Vous n'êtes plus si loin de Lorgol, une dizaine de jours, quinze tout au plus. Bientôt, vous allez retrouver vos familles, vos amis et la terre ferme. Être à bord te va parfaitement, mais tu as vécu les choses différemment cette année. Il y a la raison évidente de ton enlèvement par la Chasse, mais surtout le fait que vous n'avez fait aucune escale à Lorgol, contrairement à l'année dernière. Dans les faits, l'année a été bien plus tranquille. Il n'en reste pas moins qu'une grande majorité d'entre vous a hâte de marquer un arrêt pour l'hivernage. Trois mois à profiter de votre salaire comme vous semble – tu sais déjà que tu vas gâter tes proches comme pas possible.
Seulement, voilà. Une tempête s'est levée plus tôt dans la journée. Elle vous a suivis, contrairement à ce que vous espériez. Elle a même pris de l'ampleur. Elle ralentit votre rythme et rend la navigation et la vie à bord du navire plus difficile. Bien sûr, l'équipage est habitué à gérer ce genre de choses. Cependant, l'aide qu'apportent les mages de nuée enrôlés à bord s'avère souvent précieuse. Sibeliane est justement sur le pont en train de limiter les conséquences de la tempête sur le navire comme elle peut, dans la mesure de ses capacités magiques. L'un des marins t'a rapporté qu'elle s'y trouvait depuis pas mal de temps. La pluie s'est faite coriace depuis… et l'Outreventoise n'a pas bougé de là-haut.
Tu as pris la décision d'aller lui faire prendre une pause – longue, la pause –, autrement dit, de lui rappeler qu'elle a besoin de repos avant d'espérer aider davantage. Clairement, Philippe ne voudrait pas qu'un de ses membres d'équipage attrape la mort parce que ce dernier n'a pas conscience qu'il en fait un peu trop ou est en bon chemin pour. Tu attrapes une couverture pour la recouvrir une fois en haut et qu'elle se sèche un peu, puis pars en direction du pont. Tu refermes la porte de l'infirmerie derrière toi, puis t'empresses de monter les différents escaliers qui te permettent d'émerger au beau milieu de la tempête. Elle semble plus calme que dans l'après-midi, ce qui est un bon point : Sibeliane ne sera peut-être pas tentée d'y retourner plus tard.
Une partie de l'équipage s'active sur le pont et tu salues quelques-uns des pirates en passant. Tu cherches la mage des yeux pendant un instant avant de la trouver au niveau du cordage central. Un sourire apparaît sur tes lèvres, mais l'inquiétude remplace bien vite toute autre émotion quand tu constates qu'elle ressemble en tout point à un chien mouillé. Le froid s'est clairement emparé d'elle.
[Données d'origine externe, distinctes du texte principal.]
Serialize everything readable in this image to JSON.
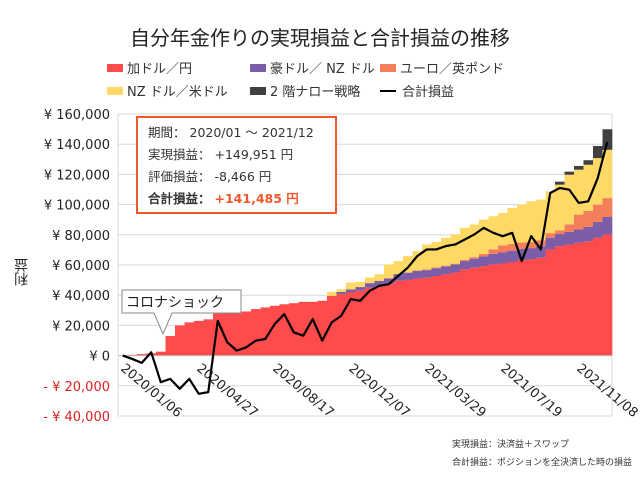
{
  "chart_data": {
    "type": "bar",
    "stacked": true,
    "title": "自分年金作りの実現損益と合計損益の推移",
    "ylabel": "利益",
    "ylim": [
      -40000,
      160000
    ],
    "yticks": [
      -40000,
      -20000,
      0,
      20000,
      40000,
      60000,
      80000,
      100000,
      120000,
      140000,
      160000
    ],
    "ytick_labels": [
      "- ¥ 40,000",
      "- ¥ 20,000",
      "¥ 0",
      "¥ 20,000",
      "¥ 40,000",
      "¥ 60,000",
      "¥ 80,000",
      "¥ 100,000",
      "¥ 120,000",
      "¥ 140,000",
      "¥ 160,000"
    ],
    "xtick_labels": [
      {
        "index": 0,
        "label": "2020/01/06"
      },
      {
        "index": 8,
        "label": "2020/04/27"
      },
      {
        "index": 16,
        "label": "2020/08/17"
      },
      {
        "index": 24,
        "label": "2020/12/07"
      },
      {
        "index": 32,
        "label": "2021/03/29"
      },
      {
        "index": 40,
        "label": "2021/07/19"
      },
      {
        "index": 48,
        "label": "2021/11/08"
      }
    ],
    "grid": true,
    "legend_placement": "top",
    "series": [
      {
        "name": "加ドル／円",
        "color": "#FF4B4B",
        "values": [
          0,
          500,
          1000,
          1500,
          2600,
          13000,
          20000,
          22000,
          23000,
          24000,
          29000,
          29000,
          29200,
          29200,
          30800,
          31900,
          33000,
          34000,
          34700,
          35600,
          35600,
          36300,
          39600,
          40700,
          41800,
          42900,
          45000,
          46000,
          47200,
          49500,
          50100,
          51000,
          51600,
          52700,
          53800,
          55000,
          57100,
          58200,
          59300,
          60400,
          61000,
          62000,
          63300,
          63700,
          64800,
          70300,
          72500,
          73600,
          74700,
          75800,
          78000,
          80200
        ]
      },
      {
        "name": "豪ドル／ NZ ドル",
        "color": "#7B5EA7",
        "values": [
          0,
          0,
          0,
          0,
          0,
          0,
          0,
          0,
          0,
          0,
          0,
          0,
          0,
          0,
          0,
          0,
          0,
          0,
          0,
          0,
          0,
          0,
          0,
          1500,
          2000,
          2500,
          3000,
          3500,
          4000,
          4500,
          4800,
          5000,
          5000,
          5200,
          5300,
          5400,
          5500,
          6000,
          6500,
          7000,
          7500,
          7500,
          7500,
          7500,
          7500,
          7800,
          8000,
          8300,
          8800,
          9500,
          10500,
          11600
        ]
      },
      {
        "name": "ユーロ／英ポンド",
        "color": "#F57E5A",
        "values": [
          0,
          0,
          0,
          0,
          0,
          0,
          0,
          0,
          0,
          0,
          0,
          0,
          0,
          0,
          0,
          0,
          0,
          0,
          0,
          0,
          0,
          0,
          0,
          0,
          0,
          0,
          0,
          0,
          0,
          0,
          300,
          500,
          500,
          500,
          500,
          500,
          800,
          1000,
          1500,
          3000,
          4400,
          4400,
          4200,
          4000,
          4000,
          3000,
          2500,
          5000,
          9900,
          10500,
          11500,
          12500
        ]
      },
      {
        "name": "NZ ドル／米ドル",
        "color": "#FFD966",
        "values": [
          0,
          0,
          0,
          0,
          0,
          0,
          0,
          0,
          0,
          0,
          0,
          0,
          0,
          0,
          0,
          0,
          0,
          0,
          0,
          0,
          0,
          0,
          2600,
          1800,
          4600,
          3400,
          3700,
          4400,
          9200,
          8600,
          10700,
          12700,
          16500,
          16800,
          18400,
          19300,
          21200,
          21600,
          22800,
          21900,
          21600,
          23900,
          25000,
          27000,
          27000,
          27700,
          30200,
          32900,
          29700,
          30600,
          30800,
          32000
        ]
      },
      {
        "name": "2 階ナロー戦略",
        "color": "#404040",
        "values": [
          0,
          0,
          0,
          0,
          0,
          0,
          0,
          0,
          0,
          0,
          0,
          0,
          0,
          0,
          0,
          0,
          0,
          0,
          0,
          0,
          0,
          0,
          0,
          0,
          0,
          0,
          0,
          0,
          0,
          0,
          0,
          0,
          0,
          0,
          0,
          0,
          0,
          0,
          0,
          0,
          0,
          0,
          0,
          0,
          0,
          0,
          2000,
          2000,
          2500,
          3000,
          8000,
          13600
        ]
      }
    ],
    "line": {
      "name": "合計損益",
      "color": "#000000",
      "values": [
        0,
        -2200,
        -4800,
        2200,
        -17600,
        -15400,
        -22000,
        -15400,
        -25300,
        -24200,
        23000,
        8800,
        3300,
        5500,
        9900,
        11000,
        20900,
        27500,
        15400,
        13200,
        24200,
        9900,
        22000,
        26400,
        37400,
        36300,
        42900,
        46200,
        47300,
        52800,
        58200,
        65900,
        70300,
        70300,
        72500,
        73600,
        76900,
        80200,
        84600,
        81300,
        79100,
        81300,
        62600,
        79100,
        70300,
        107700,
        111000,
        109900,
        101100,
        102200,
        117600,
        141485
      ]
    },
    "annotation": "コロナショック"
  },
  "info": {
    "period_label": "期間：",
    "period": "2020/01 ～ 2021/12",
    "realized_label": "実現損益：",
    "realized": "+149,951 円",
    "unrealized_label": "評価損益：",
    "unrealized": "-8,466 円",
    "total_label": "合計損益：",
    "total": "+141,485 円"
  },
  "notes": [
    "実現損益：決済益＋スワップ",
    "合計損益：ポジションを全決済した時の損益"
  ]
}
Quand tu arrives près d'elle, tu cries son prénom. Une fois. Deux fois. Trois fois. Elle semble enfin t'entendre. Tu lui offres un sourire en lui montrant la couverture. « Tu as fait du bon boulot ! Prends une pause, maintenant ! » Ce n'est pas un ordre. Ce n'est pas non plus une suggestion. Elle a besoin de se reposer. L'heure du repas approche. Il va falloir qu'elle se ménage un peu.
Tu attends qu'elle s'organise pour te rejoindre. Sûrement pour qu'un autre mage prenne le relai. Toujours est-il qu'à peine t'a-t-elle rejoint que tu passes la couverture par-dessus ses épaules. « Suis-moi au chaud, Sibeliane. Tu reprendras plus tard si c'est nécessaire. » Sans attendre, tu prends la tête et te diriges vers les escaliers menant à l'étage inférieur. Ce n'est qu'une fois à l'abri de la tempête, au bas de ces escaliers, que tu te tournes vers elle tout en continuant à marcher. « Tu sais que mourir de froid n'aidera personne à bord, hein ? » Tu as un sourire aux lèvres, le ton est taquin, mais l'inquiétude est bien là. Tu réalises en la regardant mieux qu'elle n'était pas sur le point de s'effondrer, mais la couleur de ses lèvres mériterait un peu plus de rose.